The question is whether there is a statute, regulation, or contract provision (in the OPM/BCBSA contract) that gives BCBSA the authority to file suit on behalf of OPM. The Court has reviewed the statutes/regulations and contract provisions cited by the EPPs but finds none of them availing.

5 C.F.R. § 890.106(a). This regulation provides as follows: “All health benefit plan contracts shall provide that the Federal Employees Health Benefits (FEHB) carrier is entitled to pursue subrogation and reimbursement recoveries, and shall have a policy to pursue such recoveries in accordance with the terms of this section.” 5 C.F.R. § 890.106(a). The regulation does not support the EPPs' position that they have the right to file this lawsuit on behalf of the OPM because “subrogation” and “reimbursement” have specific meanings that are not applicable to the case at bar. See id. § 890.101(a) (“Reimbursement means a carrier's pursuit of a recovery if a covered individual has suffered an illness or injury and has received, in connection with that illness or injury, a payment from any party that may be liable, any applicable insurance policy, or a workers' compensation program or insurance policy, and the terms of the carrier's health benefits plan require the covered individual, as a result of such payment, to reimburse the carrier out of the payment to the extent of the benefits initially paid or provided. The right of reimbursement is cumulative with and not exclusive of the right of subrogation.”); id. (“Subrogation means a carrier's pursuit of a recovery from any party that may be liable, any applicable insurance policy, or a workers' compensation program or insurance policy, as successor to the rights of a covered individual who suffered an illness or injury and has obtained benefits from that carrier's health benefits plan.”); see id. § 890.106(c) (“Contracts shall provide that the FEHB carriers' rights to pursue and receive subrogation or reimbursement recoveries arise upon the occurrence of the following: (1) The covered individual has received benefits or benefit payments as a result of an illness or injury; and (2) The covered individual has accrued a right of action against a third party for causing that illness or injury; or has received a judgment, settlement or other recovery on the basis of that illness or injury; or is entitled to receive compensation or recovery on the basis of the illness or injury, including from insurers of individual (non-group) policies of liability insurance that are issued to and in the name of the enrollee or a covered family member.”).

OPM/BCBSA Contract § 2.5(a). This contract provision states as follows: “The Carrier's subrogation rights, procedures and policies, including recovery rights, for payments with respect to benefits shall be in accordance with the provisions of the agreed upon brochure text, which is incorporated in this Contract in Appendix A. As the member is obligated by Section 2.3(a) to comply with the terms of this Contract, the Carrier, in its discretion, shall have the right to file suit in federal court in order to enforce those rights.” OPM/BCBSA Contract § 2.5(a). Here, BCBSA would have the right to file suit in federal court to enforce its subrogation rights. But as indicated above, subrogation has a specific meaning not applicable to the case at bar.

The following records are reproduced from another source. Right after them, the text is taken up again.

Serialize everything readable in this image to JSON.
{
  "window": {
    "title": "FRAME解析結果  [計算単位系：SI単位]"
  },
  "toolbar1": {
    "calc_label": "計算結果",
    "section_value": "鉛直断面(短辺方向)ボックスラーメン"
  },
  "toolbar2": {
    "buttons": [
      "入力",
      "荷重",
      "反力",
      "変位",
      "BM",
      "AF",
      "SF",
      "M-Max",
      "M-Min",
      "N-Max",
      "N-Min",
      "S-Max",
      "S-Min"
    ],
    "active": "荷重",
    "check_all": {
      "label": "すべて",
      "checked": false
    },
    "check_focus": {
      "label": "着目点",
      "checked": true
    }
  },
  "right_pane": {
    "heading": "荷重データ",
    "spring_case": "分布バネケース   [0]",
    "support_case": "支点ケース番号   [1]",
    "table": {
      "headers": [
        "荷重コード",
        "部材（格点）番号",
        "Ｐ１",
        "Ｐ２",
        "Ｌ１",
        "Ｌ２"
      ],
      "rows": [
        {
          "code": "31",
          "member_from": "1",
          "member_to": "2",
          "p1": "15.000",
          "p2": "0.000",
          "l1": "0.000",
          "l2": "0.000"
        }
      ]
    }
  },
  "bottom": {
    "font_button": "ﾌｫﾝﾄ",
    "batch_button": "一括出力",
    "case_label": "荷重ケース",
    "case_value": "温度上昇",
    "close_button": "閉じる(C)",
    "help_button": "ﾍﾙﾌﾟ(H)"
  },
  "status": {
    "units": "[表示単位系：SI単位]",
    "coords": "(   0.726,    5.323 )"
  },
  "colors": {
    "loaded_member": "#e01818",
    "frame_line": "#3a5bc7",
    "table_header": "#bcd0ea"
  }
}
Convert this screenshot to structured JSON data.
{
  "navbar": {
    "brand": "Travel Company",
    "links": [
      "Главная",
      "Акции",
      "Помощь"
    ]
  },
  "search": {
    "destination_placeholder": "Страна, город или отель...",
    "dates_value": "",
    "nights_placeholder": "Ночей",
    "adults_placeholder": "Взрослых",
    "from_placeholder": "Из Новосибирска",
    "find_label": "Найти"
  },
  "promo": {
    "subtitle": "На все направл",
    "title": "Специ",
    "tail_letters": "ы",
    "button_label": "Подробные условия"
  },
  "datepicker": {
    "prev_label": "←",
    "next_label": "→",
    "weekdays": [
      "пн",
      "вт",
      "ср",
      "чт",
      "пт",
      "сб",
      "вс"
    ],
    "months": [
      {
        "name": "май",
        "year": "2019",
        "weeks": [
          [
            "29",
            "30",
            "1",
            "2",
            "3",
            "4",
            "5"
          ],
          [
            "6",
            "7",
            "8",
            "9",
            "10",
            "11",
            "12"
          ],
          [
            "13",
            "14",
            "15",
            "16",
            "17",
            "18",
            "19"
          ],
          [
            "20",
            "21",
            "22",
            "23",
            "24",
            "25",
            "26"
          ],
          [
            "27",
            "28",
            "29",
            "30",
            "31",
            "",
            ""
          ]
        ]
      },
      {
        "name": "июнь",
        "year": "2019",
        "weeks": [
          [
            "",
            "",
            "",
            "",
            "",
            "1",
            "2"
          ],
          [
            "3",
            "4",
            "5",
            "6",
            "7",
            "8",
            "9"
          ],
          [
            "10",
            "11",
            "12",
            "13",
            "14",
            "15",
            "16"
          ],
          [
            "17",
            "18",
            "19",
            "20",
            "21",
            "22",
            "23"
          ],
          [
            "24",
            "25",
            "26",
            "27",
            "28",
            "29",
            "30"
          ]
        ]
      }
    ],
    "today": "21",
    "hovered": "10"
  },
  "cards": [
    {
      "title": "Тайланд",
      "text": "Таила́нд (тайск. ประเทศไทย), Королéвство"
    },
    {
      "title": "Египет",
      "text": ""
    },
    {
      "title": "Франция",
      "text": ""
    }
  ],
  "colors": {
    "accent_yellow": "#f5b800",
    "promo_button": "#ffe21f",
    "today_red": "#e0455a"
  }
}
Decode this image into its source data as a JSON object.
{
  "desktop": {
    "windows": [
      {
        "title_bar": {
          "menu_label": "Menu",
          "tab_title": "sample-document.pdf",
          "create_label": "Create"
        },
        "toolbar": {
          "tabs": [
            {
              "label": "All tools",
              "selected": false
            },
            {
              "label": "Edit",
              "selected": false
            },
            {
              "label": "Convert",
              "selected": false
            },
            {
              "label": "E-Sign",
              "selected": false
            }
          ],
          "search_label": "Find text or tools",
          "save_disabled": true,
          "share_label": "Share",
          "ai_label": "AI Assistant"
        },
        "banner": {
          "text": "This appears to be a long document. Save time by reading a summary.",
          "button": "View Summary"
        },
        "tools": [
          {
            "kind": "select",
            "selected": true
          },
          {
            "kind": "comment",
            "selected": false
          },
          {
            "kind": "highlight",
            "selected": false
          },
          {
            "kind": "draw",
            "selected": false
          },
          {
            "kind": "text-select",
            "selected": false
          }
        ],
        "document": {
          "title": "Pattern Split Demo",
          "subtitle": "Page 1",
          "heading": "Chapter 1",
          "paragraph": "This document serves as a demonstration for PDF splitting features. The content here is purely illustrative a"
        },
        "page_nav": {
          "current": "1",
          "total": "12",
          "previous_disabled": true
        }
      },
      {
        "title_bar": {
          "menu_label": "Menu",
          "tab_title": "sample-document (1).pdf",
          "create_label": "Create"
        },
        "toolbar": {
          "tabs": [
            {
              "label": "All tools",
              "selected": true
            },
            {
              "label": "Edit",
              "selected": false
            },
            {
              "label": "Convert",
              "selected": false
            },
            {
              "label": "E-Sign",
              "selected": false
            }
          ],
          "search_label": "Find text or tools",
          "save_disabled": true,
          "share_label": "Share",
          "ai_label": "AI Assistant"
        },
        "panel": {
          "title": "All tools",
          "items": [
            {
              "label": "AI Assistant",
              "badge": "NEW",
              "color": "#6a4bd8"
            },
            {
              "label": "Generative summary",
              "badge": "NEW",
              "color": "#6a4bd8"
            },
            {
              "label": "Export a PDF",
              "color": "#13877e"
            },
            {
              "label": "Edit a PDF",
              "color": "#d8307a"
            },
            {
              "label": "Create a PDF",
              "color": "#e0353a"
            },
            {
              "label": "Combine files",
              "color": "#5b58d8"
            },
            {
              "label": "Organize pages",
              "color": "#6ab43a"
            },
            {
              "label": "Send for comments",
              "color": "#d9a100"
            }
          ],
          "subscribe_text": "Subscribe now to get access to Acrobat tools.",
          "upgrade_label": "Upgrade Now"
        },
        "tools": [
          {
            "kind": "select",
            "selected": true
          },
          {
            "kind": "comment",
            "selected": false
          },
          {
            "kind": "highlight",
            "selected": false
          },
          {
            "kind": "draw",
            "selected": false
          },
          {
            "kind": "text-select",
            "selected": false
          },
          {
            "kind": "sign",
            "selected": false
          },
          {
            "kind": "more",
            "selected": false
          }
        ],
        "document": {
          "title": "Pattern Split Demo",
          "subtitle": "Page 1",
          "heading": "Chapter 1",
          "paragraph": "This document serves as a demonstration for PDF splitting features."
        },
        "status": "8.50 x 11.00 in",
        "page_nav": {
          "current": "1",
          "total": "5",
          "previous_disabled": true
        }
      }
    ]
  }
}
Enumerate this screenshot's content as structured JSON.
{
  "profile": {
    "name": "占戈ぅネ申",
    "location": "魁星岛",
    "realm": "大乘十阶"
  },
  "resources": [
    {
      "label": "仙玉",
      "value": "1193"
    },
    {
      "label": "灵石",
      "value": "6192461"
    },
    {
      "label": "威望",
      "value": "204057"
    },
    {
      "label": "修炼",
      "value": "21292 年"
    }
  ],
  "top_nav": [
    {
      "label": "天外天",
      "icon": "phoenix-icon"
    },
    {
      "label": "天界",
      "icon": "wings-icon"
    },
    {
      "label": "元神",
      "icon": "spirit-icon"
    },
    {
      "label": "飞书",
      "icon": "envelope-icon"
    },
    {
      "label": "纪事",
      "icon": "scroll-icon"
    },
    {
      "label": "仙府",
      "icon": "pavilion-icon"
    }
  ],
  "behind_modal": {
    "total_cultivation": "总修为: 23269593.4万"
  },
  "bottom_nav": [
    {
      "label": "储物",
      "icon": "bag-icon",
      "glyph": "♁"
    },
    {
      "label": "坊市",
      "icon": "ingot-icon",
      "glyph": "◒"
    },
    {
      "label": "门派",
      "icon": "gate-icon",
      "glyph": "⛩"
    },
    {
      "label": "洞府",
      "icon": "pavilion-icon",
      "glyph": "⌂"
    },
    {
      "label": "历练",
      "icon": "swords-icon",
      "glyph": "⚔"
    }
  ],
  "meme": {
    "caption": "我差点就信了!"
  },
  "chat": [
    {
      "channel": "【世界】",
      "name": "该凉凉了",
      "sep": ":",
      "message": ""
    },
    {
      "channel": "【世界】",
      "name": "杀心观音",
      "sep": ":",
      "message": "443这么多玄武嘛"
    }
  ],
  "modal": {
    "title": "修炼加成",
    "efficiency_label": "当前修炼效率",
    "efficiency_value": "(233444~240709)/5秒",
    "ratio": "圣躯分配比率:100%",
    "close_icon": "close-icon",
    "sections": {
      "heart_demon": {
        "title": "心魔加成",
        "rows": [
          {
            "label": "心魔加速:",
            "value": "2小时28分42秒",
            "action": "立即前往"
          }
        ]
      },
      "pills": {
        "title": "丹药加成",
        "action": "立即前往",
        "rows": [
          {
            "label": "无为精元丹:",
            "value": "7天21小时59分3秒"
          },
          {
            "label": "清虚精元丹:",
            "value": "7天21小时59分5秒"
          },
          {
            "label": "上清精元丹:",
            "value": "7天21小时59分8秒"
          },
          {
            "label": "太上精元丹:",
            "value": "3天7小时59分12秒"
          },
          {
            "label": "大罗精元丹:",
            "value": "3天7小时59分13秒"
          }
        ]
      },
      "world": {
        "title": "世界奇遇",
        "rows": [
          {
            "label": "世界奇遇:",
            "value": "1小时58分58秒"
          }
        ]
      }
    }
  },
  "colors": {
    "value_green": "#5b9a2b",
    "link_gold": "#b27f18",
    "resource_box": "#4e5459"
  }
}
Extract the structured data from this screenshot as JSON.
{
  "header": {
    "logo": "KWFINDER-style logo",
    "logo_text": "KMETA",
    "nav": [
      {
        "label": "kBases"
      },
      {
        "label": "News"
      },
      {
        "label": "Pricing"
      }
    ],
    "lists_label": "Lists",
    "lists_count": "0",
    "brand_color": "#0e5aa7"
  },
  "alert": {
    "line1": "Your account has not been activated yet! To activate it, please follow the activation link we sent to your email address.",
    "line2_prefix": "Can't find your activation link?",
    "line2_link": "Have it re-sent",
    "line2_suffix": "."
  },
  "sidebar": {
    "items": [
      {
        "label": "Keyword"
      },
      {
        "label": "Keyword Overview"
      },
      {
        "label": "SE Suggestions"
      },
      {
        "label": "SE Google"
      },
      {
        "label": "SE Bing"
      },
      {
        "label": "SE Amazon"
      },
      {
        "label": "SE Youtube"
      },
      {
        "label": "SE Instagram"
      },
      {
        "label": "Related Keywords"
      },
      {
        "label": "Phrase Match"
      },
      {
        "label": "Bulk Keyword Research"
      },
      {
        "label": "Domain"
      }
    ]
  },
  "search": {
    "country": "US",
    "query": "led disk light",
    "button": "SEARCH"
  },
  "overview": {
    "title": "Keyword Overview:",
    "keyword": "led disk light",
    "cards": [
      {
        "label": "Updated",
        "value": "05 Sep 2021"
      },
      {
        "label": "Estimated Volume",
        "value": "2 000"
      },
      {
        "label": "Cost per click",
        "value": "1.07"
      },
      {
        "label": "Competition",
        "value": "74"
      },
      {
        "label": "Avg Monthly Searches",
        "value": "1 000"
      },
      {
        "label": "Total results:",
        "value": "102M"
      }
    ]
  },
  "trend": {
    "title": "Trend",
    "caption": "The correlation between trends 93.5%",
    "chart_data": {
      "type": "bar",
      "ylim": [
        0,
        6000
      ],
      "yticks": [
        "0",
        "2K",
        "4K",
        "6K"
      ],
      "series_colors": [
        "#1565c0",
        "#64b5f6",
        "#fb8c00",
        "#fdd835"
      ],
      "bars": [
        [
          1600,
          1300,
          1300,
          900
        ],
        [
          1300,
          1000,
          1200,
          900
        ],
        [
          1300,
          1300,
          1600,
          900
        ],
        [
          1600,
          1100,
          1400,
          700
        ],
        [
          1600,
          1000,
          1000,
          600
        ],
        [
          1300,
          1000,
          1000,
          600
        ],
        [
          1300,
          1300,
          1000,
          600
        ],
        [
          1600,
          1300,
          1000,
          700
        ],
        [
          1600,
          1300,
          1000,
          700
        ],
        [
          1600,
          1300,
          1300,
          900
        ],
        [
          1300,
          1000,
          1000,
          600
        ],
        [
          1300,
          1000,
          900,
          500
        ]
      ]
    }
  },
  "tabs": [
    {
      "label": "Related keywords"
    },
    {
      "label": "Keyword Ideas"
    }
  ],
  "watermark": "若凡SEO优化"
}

OPM/BCBSA Contract § 2.3(g). This contract provision states as follows: “Erroneous Payments. It is the Carrier's responsibility to proactively identify overpayments through comprehensive, statistically valid reviews and a robust internal control program. If the Carrier determines that a Member's claim has been paid in error for any reason (except in the case of fraud or abuse), the Carrier shall make a prompt and diligent effort to recover the erroneous payment to the member from the member or, if to the provider, from the provider....” OPM/BCBSA Contract § 2.3(g). This provision is not on point for two reasons. First, this provision allows a carrier to get an erroneous payment from a member or from a provider. Defendants here are neither a member or a provider - they are drug manufacturers. Second, this provision makes a distinction between erroneous payments and payments made as a result of fraud or abuse. Because there is a carve-out for fraud or abuse, this provision is not applicable to the instant case which does (as alleged) involve fraud or abuse.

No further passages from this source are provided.